Turn the clock forward 20 years and Gottlieb found his answer. “In the ’90s, I belonged to Temple Emanuel in Cherry Hill,” continued Gottlieb. “I never went, but then my sister was diagnosed with a brain tumor.
“We knew she was going to die in a few years. I knew my parents would also die soon and didn’t feel I had a Jewish community around to help me deal with all this.
“So I started going to Temple Emanuel on Friday nights. I’m basically a shy person, so I sat in the back by myself. I was uncomfortable, but I knew the rabbi well.
“Then someone asked me to give a Friday night talk at M’Kor Shalom,” the Cherry Hill Reform synagogue. “The place fit my personality and needs to a ‘T.’ I joined and got very involved with the synagogue. Now, it’s my home. I’ve taught there and been on the board.
“My great regret is, I wish I had known when my girls were little what I know now. I wish I’d been clearer about my Judaism and my spirituality.”

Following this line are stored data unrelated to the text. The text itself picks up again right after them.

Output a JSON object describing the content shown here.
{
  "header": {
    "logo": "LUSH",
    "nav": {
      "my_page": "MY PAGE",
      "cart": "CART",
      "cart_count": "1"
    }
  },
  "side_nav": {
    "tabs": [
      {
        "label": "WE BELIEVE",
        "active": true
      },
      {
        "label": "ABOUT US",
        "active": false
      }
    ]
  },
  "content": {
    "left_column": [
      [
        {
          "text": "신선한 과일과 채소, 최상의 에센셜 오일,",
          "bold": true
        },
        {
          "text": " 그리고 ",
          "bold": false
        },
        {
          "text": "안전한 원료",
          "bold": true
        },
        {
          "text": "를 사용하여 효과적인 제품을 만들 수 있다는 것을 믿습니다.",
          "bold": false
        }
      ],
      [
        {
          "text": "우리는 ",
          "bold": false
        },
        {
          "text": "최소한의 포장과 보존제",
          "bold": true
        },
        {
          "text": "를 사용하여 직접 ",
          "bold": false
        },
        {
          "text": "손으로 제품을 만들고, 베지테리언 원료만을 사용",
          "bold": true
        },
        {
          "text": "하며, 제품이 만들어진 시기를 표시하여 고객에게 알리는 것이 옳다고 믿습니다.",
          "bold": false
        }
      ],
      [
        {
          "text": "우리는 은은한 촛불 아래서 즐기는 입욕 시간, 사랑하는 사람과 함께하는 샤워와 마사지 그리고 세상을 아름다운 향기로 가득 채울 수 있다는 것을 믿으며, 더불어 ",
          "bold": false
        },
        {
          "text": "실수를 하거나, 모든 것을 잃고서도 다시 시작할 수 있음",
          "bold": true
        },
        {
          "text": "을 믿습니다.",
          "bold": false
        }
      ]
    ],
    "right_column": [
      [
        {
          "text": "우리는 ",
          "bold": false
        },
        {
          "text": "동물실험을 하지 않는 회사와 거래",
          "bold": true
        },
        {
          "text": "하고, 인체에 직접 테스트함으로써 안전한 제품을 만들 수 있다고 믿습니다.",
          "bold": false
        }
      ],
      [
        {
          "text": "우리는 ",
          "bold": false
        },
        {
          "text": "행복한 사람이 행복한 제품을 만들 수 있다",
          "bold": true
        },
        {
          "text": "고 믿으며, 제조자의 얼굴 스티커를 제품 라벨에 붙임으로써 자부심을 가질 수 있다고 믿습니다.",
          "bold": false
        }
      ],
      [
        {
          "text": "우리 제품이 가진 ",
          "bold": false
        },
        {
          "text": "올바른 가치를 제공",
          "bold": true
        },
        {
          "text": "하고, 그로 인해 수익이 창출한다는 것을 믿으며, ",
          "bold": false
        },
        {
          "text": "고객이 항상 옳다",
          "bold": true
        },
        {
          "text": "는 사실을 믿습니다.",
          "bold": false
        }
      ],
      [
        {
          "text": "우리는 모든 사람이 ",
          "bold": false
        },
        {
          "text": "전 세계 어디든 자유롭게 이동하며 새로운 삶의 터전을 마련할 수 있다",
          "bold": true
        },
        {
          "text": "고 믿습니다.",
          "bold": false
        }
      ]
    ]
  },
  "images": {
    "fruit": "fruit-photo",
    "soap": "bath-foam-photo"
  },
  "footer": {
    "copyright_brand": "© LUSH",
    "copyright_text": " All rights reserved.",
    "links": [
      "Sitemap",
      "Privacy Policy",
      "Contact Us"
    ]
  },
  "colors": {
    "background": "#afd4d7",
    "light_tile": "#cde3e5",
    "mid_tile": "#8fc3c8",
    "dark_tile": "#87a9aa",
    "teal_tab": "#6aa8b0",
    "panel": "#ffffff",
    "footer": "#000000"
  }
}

Such insights are the basis of Gottlieb’s style — coupled with one other basic thing. This interview was conducted the day a Virginia TV reporter and her cameraman were gunned down by a former station employee. He was asked to make sense of such madness, coming on the heels of the Charleston massacre, the Aurora theater mass murder and the Sandy Hook elementary school killings — all of which must make people wonder if they’re putting their lives on the line when they go to a mall, to a movie or send their children off to school.
“We should take our lesson from the Israelis,” he replied. “They’re surrounded by danger and face an ongoing threat. But the attitude they have is, ‘We love our lives. If we hide in our rooms, then they win.’
“This is terribly sad, but to me, it’s about the fragility of life. We get upset not just because we know life is fragile — it’s because we love life and we love this life.
“If we didn’t, we wouldn’t care. This is a call to action to get us all connected. Our love of life connects to a life of love.”
Yes, Dan Gottlieb believes — to borrow the words of the Captain and Tenille — “love will keep us together.” That’s his secret to 30 years of success on the air. “I was supposed to have died years ago,” said the man who’s made the most of both his physical and mental being. “Last year [when he suffered from heart issues] was as close as I’ve been to death in a while.
“But love plays a large part in keeping me alive. It’s all the people who love me and the people I love. I love my show and love my audience with a capital. ‘L.’ It’s a love I know has contributed to the quality of my life, if not the length.”